Now, you can't have pulled BBQ without putting it on a plate with sides. Katie Boles, a dietitian at Wake Forest Baptist in the Brenner FIT unit says you need to have a "balanced plate method".
She says to make sure you don't over do it with any one food item, divide you plate into quarters. You still have a full plate, but there is a balance. For our grill out, they paired the BBQ Chicken with sweet potatoes, collard greens and fruit.
Dr. Joey's Pulled Chicken
Get 6-8 chicken quarters (leg and thigh joined). Cut off excess fat. Lightly salt and pepper both sides, and add garlic powder to the underside of the quarters on any exposed meat you can find. Make sure you take the chicken out of the refrigerator an hour before cooking so it can come to room temperature.

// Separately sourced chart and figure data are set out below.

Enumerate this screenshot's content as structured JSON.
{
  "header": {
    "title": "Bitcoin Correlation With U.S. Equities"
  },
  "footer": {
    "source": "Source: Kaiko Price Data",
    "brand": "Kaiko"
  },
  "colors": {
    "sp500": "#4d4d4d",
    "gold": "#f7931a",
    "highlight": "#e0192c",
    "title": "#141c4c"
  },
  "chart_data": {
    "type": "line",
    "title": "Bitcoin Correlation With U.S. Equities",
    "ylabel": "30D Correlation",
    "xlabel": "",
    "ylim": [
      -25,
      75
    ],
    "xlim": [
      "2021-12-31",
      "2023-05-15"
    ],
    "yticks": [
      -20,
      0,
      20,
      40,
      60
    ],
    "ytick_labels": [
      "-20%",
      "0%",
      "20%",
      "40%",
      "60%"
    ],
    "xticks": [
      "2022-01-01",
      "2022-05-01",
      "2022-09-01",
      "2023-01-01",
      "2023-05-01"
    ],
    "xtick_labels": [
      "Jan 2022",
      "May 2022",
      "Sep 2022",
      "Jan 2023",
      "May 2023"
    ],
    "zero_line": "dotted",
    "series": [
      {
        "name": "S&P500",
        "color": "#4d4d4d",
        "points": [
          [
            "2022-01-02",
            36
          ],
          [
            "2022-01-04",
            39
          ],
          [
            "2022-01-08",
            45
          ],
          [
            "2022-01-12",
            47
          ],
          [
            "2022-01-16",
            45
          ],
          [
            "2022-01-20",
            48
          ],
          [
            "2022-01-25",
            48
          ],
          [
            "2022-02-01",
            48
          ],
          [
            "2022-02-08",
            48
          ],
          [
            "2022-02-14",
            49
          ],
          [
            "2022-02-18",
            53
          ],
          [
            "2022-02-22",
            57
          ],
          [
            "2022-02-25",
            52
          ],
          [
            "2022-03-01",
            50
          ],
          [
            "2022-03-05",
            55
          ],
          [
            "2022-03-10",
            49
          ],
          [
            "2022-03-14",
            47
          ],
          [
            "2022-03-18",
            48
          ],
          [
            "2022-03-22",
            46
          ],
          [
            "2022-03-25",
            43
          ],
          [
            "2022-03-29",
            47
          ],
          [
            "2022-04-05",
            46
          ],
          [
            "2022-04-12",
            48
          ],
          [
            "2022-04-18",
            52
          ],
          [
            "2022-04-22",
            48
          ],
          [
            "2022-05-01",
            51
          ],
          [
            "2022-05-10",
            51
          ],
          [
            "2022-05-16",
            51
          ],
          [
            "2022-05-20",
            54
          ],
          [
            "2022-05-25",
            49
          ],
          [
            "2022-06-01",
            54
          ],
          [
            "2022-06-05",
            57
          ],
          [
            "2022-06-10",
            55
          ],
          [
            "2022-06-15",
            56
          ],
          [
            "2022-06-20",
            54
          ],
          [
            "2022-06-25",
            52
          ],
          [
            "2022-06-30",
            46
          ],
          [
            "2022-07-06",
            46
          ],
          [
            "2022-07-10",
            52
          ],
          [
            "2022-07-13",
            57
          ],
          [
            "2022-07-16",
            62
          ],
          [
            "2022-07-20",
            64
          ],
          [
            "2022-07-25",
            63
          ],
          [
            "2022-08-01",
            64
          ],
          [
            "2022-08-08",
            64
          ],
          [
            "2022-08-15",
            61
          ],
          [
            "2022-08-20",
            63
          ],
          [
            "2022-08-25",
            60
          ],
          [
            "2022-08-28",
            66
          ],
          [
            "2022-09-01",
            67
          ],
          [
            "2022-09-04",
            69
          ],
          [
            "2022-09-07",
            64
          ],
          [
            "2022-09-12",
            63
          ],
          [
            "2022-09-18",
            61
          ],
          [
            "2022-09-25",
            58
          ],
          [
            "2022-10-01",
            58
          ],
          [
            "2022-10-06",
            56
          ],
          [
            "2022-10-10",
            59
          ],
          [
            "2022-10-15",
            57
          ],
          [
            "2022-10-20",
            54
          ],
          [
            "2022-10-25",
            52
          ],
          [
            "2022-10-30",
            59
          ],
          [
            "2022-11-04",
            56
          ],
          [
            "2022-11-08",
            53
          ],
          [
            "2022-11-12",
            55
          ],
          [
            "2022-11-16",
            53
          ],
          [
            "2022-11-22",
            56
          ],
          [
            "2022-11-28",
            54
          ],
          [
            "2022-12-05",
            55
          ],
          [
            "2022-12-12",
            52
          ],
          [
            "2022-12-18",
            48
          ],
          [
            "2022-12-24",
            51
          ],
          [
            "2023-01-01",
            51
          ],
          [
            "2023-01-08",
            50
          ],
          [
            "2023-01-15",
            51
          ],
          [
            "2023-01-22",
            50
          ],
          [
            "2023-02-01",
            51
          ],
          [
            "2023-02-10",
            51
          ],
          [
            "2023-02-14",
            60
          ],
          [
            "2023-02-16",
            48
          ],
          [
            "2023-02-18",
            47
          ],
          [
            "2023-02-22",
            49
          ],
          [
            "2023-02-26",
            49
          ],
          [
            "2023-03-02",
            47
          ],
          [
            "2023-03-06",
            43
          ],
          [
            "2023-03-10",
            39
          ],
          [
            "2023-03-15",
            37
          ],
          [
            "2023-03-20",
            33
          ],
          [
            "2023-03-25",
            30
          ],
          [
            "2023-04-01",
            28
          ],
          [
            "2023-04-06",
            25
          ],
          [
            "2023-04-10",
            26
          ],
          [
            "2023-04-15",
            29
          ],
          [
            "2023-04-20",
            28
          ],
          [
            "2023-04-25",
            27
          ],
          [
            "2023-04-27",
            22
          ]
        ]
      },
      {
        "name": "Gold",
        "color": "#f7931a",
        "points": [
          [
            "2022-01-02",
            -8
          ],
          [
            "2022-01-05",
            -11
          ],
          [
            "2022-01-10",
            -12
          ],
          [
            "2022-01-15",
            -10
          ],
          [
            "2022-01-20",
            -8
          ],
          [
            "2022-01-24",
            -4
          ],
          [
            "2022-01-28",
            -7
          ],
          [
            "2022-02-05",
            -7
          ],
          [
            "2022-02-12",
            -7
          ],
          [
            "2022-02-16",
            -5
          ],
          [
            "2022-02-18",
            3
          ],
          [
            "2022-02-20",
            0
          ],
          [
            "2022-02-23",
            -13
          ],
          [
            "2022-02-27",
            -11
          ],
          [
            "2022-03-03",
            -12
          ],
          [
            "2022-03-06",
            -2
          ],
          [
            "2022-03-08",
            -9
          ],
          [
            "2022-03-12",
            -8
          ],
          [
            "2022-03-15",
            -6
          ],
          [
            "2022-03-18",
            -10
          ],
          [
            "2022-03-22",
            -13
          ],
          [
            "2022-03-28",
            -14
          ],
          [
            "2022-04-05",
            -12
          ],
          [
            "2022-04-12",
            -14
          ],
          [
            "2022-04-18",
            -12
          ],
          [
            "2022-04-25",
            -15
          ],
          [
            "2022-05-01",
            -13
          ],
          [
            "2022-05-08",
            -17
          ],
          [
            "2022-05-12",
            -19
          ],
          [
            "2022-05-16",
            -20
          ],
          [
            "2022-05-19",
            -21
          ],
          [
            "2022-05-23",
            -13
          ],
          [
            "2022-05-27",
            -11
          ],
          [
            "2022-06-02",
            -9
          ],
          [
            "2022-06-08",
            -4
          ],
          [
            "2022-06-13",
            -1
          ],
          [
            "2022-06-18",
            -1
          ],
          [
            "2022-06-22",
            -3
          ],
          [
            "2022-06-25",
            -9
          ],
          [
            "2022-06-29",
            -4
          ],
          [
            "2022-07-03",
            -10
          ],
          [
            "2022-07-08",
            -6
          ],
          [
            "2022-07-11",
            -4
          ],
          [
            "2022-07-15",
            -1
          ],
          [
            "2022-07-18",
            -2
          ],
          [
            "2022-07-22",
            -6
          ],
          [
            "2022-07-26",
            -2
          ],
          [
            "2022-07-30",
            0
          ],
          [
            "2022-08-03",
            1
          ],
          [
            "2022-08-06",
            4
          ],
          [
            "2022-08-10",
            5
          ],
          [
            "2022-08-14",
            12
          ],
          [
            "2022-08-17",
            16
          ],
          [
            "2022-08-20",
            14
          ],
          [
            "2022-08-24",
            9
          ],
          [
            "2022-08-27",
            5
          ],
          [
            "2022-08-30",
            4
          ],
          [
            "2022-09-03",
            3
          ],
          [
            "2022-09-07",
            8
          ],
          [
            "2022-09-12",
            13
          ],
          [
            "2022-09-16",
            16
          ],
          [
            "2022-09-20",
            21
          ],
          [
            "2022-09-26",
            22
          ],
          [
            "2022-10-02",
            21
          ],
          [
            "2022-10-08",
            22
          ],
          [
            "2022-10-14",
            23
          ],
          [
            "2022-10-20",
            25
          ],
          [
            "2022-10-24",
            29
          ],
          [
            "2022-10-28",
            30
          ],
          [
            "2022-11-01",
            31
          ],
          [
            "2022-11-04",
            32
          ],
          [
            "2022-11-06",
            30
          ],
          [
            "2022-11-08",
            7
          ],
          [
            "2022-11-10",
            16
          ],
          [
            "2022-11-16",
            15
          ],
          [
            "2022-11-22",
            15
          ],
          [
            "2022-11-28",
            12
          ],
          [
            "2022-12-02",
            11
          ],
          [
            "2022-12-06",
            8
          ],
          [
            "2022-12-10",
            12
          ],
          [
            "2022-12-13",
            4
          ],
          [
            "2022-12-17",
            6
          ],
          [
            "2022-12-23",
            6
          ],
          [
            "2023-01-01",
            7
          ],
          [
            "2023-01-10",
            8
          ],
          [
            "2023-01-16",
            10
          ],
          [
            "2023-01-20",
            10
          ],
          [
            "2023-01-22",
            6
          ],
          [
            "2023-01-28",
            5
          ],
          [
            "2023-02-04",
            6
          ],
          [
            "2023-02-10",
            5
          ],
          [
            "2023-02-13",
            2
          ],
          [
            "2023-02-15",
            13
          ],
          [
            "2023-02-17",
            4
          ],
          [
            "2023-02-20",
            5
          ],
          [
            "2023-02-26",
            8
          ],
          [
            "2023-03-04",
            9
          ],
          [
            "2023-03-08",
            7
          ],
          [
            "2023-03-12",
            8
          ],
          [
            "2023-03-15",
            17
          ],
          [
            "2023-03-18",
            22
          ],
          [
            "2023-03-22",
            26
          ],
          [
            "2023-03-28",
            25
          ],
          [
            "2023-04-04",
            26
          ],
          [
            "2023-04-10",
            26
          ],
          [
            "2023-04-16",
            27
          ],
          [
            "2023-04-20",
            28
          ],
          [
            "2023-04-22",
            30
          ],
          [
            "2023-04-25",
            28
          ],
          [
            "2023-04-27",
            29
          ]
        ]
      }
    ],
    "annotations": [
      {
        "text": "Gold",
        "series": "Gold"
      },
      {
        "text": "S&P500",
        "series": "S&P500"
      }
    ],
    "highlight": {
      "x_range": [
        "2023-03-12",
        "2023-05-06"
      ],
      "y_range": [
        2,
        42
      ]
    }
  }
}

Find a large chunk of hickory wood, about 2-4 inches square. Soak in water for a minimum of 15 minutes.
Gas Grill: Turn one burner on to high- heat grill to 300 degrees. Using tongs or a glove, lift the grate and place the soaked wood chunk on the lit burner. The wood does not have to be touching flame- it just need to get hot. After about 20-30 minutes, you should start getting smoke rising from it.
Once you have smoke and the grill is about 300 degrees, place the chicken on the grill, away from the lit burner, skin side up. Cook for about 1 hour or until the skin is a mahogany brown and the meat is 165-180 degrees. Remove from grill and let cook for about 30 minutes.
If the chicken is still hot, wear plastic or rubber gloves- remove the skin, the using your fingers and thumbs, remove all meat from the bone that you can. It helps to rip the leg off of the thigh. Be careful to remove any small bones or cartilage from the meat.
Separate into piles of big chunks and small chunks of chicken. chop the small chunks up even smaller, and either pull or chop the bigger chunks into 1 inch bites (the different sizes help it hold together on a bun as well as hold the sauce).
Mix all the meat together in a saucepan or cast-iron skillet. Add your favorite BBQ sauce (best to use a sauce that has some ketchup or tomato product in it, as it holds to the meat better- I prefer to make my own sauce- lots of recipes) and heat the chicken back through.
Serve on a bun with a pickle or straight on your plate.